Since the launch of Oracle Cloud Guard, we have had many customers who have enabled it seeking information on how to operate the service more effectively. So, in this post, I would like to walk you through tuning the Cloud Guard service to tailor the results of problem detection and response to provide better visibility into insecure cloud configurations and activities.
Oracle Cloud Guard is a free cloud-native security service for monitoring the security posture of an OCI tenancy and providing notification or remediation of the problem. There are four primary components of Cloud Guard; a target to be inspected, a detector function used to inspect the target, a problem as the output of a detected event within a target, and a responder function to act on the problem. While we will briefly review these concepts of Cloud Guard below, you may find more detail on the configuration and operation of Cloud Guard by reading previous blog posts, How Oracle is helping you maintain a strong security posture in the cloud, Discovering and fixing weak cloud security posture with Oracle Cloud Guard, Quick Tip #4 - Setting up notifications for Oracle Cloud Guard in 3 easy steps, Integrate Oracle Cloud Guard with External Systems Using OCI Events and Functions, and Push Cloud Guard Problems to Splunk HEC with OCI SDK, or by referencing the Cloud Guard documentation.
The first main component of a Cloud Guard instance is a “Target”, which is the logical object inspected by Cloud Guard. Targets are bound to a selected compartment in a tenancy and inherit any of its sub compartments.
The second main component of a Cloud Guard instance is a Detector. A detector is composed of Detector Rules collected into a Detector Recipe.
Detector Rules are the individual definition of a resource and the actions or configurations associated with a specific cloud security problem.
Once a Detector Recipe is cloned the rule enabled status, risk level, and their conditions, can be modified. This can be helpful if you are receiving many false positive problems. Be careful before doing this however as the assumption for disabling a rule is that it is completely irrelevant to the Cloud Guard target both now and in the future.
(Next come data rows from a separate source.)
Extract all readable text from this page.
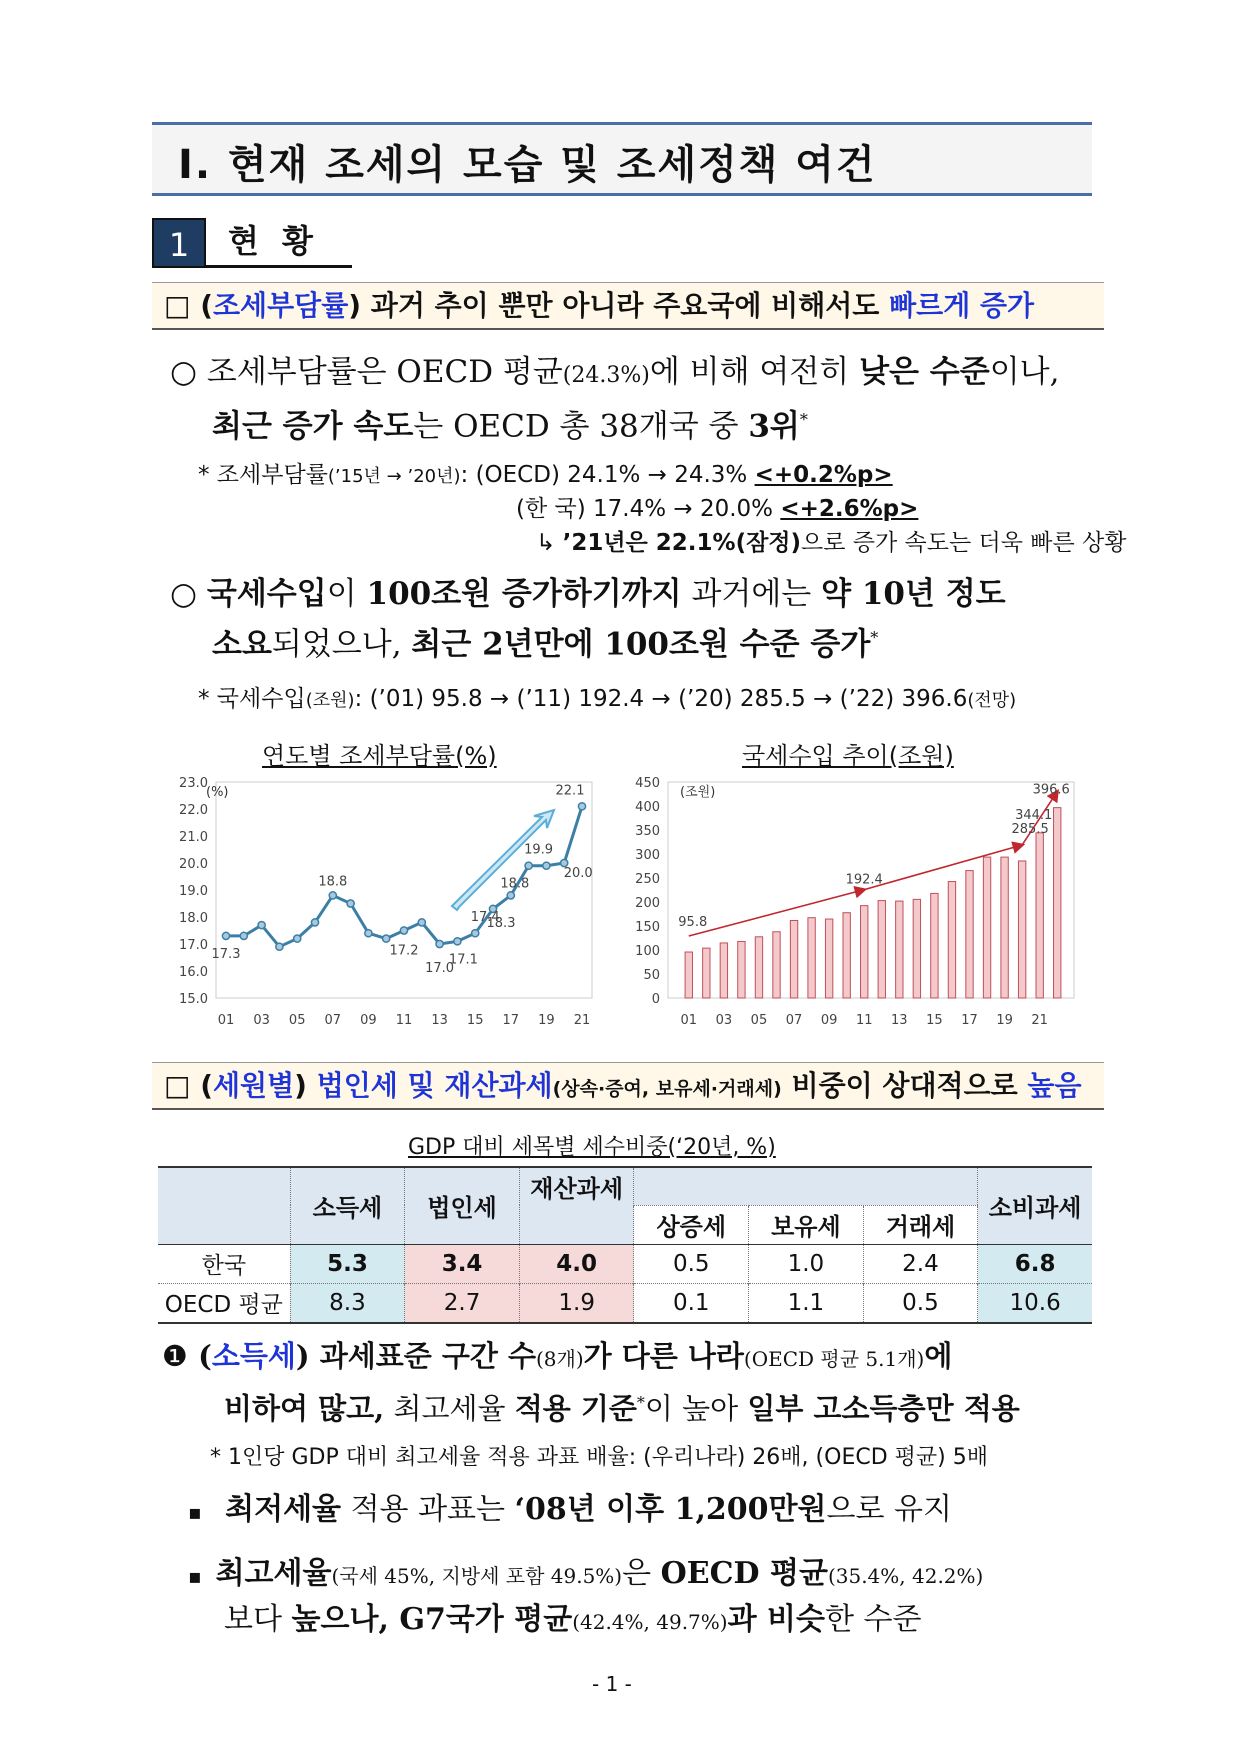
Ⅰ. 현재 조세의 모습 및 조세정책 여건
1	현 황
□ (조세부담률) 과거 추이 뿐만 아니라 주요국에 비해서도 빠르게 증가
○ 조세부담률은 OECD 평균(24.3%)에 비해 여전히 낮은 수준이나,
최근 증가 속도는 OECD 총 38개국 중 3위*
* 조세부담률(’15년 → ’20년): (OECD) 24.1% → 24.3% <+0.2%p>
(한 국) 17.4% → 20.0% <+2.6%p>
↳ ’21년은 22.1%(잠정)으로 증가 속도는 더욱 빠른 상황
○ 국세수입이 100조원 증가하기까지 과거에는 약 10년 정도
소요되었으나, 최근 2년만에 100조원 수준 증가*
* 국세수입(조원): (’01) 95.8 → (’11) 192.4 → (’20) 285.5 → (’22) 396.6(전망)
연도별 조세부담률(%)	국세수입 추이(조원)
(%)
23.0
22.0
21.0
20.0
19.0
18.0
17.0
16.0
15.0
01 03 05 07 09 11 13 15 17 19 21
17.3
18.8
17.2
17.0
17.1
17.4
18.3
18.8
19.9
20.0
22.1	(조원)
450
400
350
300
250
200
150
100
50
0
01 03 05 07 09 11 13 15 17 19 21
95.8
192.4
285.5
344.1
396.6
□ (세원별) 법인세 및 재산과세(상속·증여, 보유세·거래세) 비중이 상대적으로 높음
GDP 대비 세목별 세수비중(‘20년, %)
	소득세	법인세	재산과세				소비과세
				상증세	보유세	거래세	
한국	5.3	3.4	4.0	0.5	1.0	2.4	6.8
OECD 평균	8.3	2.7	1.9	0.1	1.1	0.5	10.6
❶ (소득세) 과세표준 구간 수(8개)가 다른 나라(OECD 평균 5.1개)에
비하여 많고, 최고세율 적용 기준*이 높아 일부 고소득층만 적용
* 1인당 GDP 대비 최고세율 적용 과표 배율: (우리나라) 26배, (OECD 평균) 5배
▪ 최저세율 적용 과표는 ‘08년 이후 1,200만원으로 유지
▪ 최고세율(국세 45%, 지방세 포함 49.5%)은 OECD 평균(35.4%, 42.2%)
보다 높으나, G7국가 평균(42.4%, 49.7%)과 비슷한 수준
- 1 -
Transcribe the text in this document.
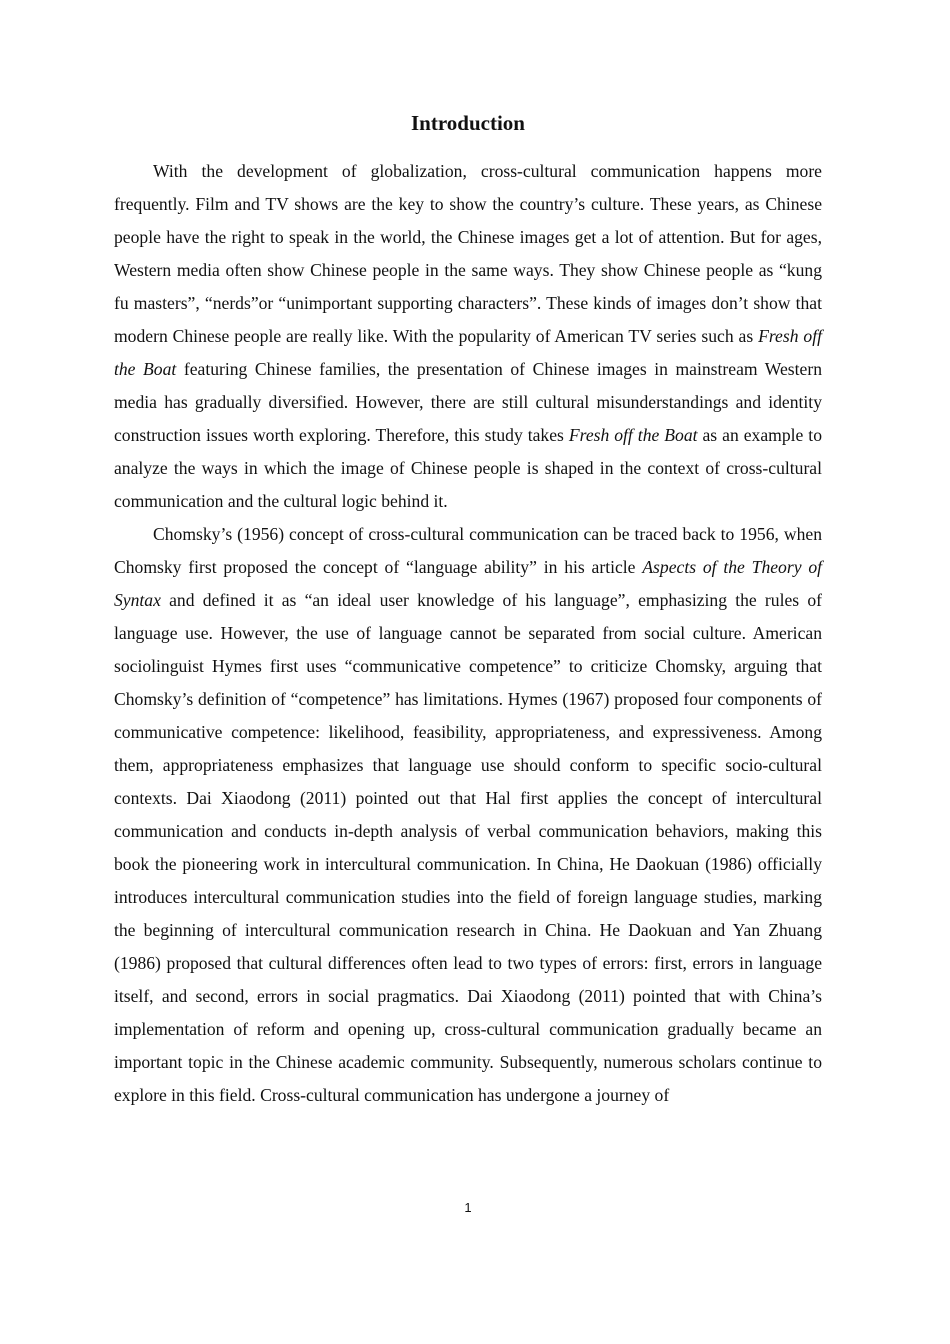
Introduction

With the development of globalization, cross-cultural communication happens more frequently. Film and TV shows are the key to show the country’s culture. These years, as Chinese people have the right to speak in the world, the Chinese images get a lot of attention. But for ages, Western media often show Chinese people in the same ways. They show Chinese people as “kung fu masters”, “nerds”or “unimportant supporting characters”. These kinds of images don’t show that modern Chinese people are really like. With the popularity of American TV series such as Fresh off the Boat featuring Chinese families, the presentation of Chinese images in mainstream Western media has gradually diversified. However, there are still cultural misunderstandings and identity construction issues worth exploring. Therefore, this study takes Fresh off the Boat as an example to analyze the ways in which the image of Chinese people is shaped in the context of cross-cultural communication and the cultural logic behind it.

Chomsky’s (1956) concept of cross-cultural communication can be traced back to 1956, when Chomsky first proposed the concept of “language ability” in his article Aspects of the Theory of Syntax and defined it as “an ideal user knowledge of his language”, emphasizing the rules of language use. However, the use of language cannot be separated from social culture. American sociolinguist Hymes first uses “communicative competence” to criticize Chomsky, arguing that Chomsky’s definition of “competence” has limitations. Hymes (1967) proposed four components of communicative competence: likelihood, feasibility, appropriateness, and expressiveness. Among them, appropriateness emphasizes that language use should conform to specific socio-cultural contexts. Dai Xiaodong (2011) pointed out that Hal first applies the concept of intercultural communication and conducts in-depth analysis of verbal communication behaviors, making this book the pioneering work in intercultural communication. In China, He Daokuan (1986) officially introduces intercultural communication studies into the field of foreign language studies, marking the beginning of intercultural communication research in China. He Daokuan and Yan Zhuang (1986) proposed that cultural differences often lead to two types of errors: first, errors in language itself, and second, errors in social pragmatics. Dai Xiaodong (2011) pointed that with China’s implementation of reform and opening up, cross-cultural communication gradually became an important topic in the Chinese academic community. Subsequently, numerous scholars continue to explore in this field. Cross-cultural communication has undergone a journey of

1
The Detector Recipe is set of detector rules created by Oracle to monitor the different aspects of security within Oracle Cloud.
There are two types of recipes, Oracle Managed and User Managed. The Oracle Managed Detector Recipes set is automatically updated and modified by Oracle Cloud and cannot be modified, while a User Managed Detector Recipe is a user customized set of detector rules. So, you will need to clone the Oracle Managed Detector Recipe that cannot be modified into a User Managed one so that it can be.
Now that we can customize our set of rules, let’s go over using detector conditions to exclude any resources that would trigger a false positive problem detection.
A managed list is an independently configured list of parameters that can be reused within Cloud Guard detector conditions to tailor which resources are included or excluded from detector rules. This is useful for grouping a long or evolving list of similar resources.
A custom list is a list of resources added inline to the rule conditions that is more useful for quick addition of short lists of parameters.
In the case below, we examine the conditions for exclusion from a configuration problem detector. Here our tenancy has both public and private web services with object storage for web content. You may want a detector rule to monitor your tenancy to ensure that none of your private web and object services are turned public. However, you will also receive problem alerts for the public object storage buckets which service the public website as a completely valid use. To solve this, you should add all the public services to a list group and exclude them from detection.
Another type of problem detector is an activity detector, which finds problems when different users or resources take high risk activities within the tenancy. Below we have an example of an activity detector for monitoring when security policy is changed. This is a good rule to have so that we can audit when security policy has been changed and by which user. At the same time, this rule may give you many false positive alerts of security policy changes made by valid security engineers and administrators. In this case you would use either a managed or custom list of valid uses that would be excluded from detection.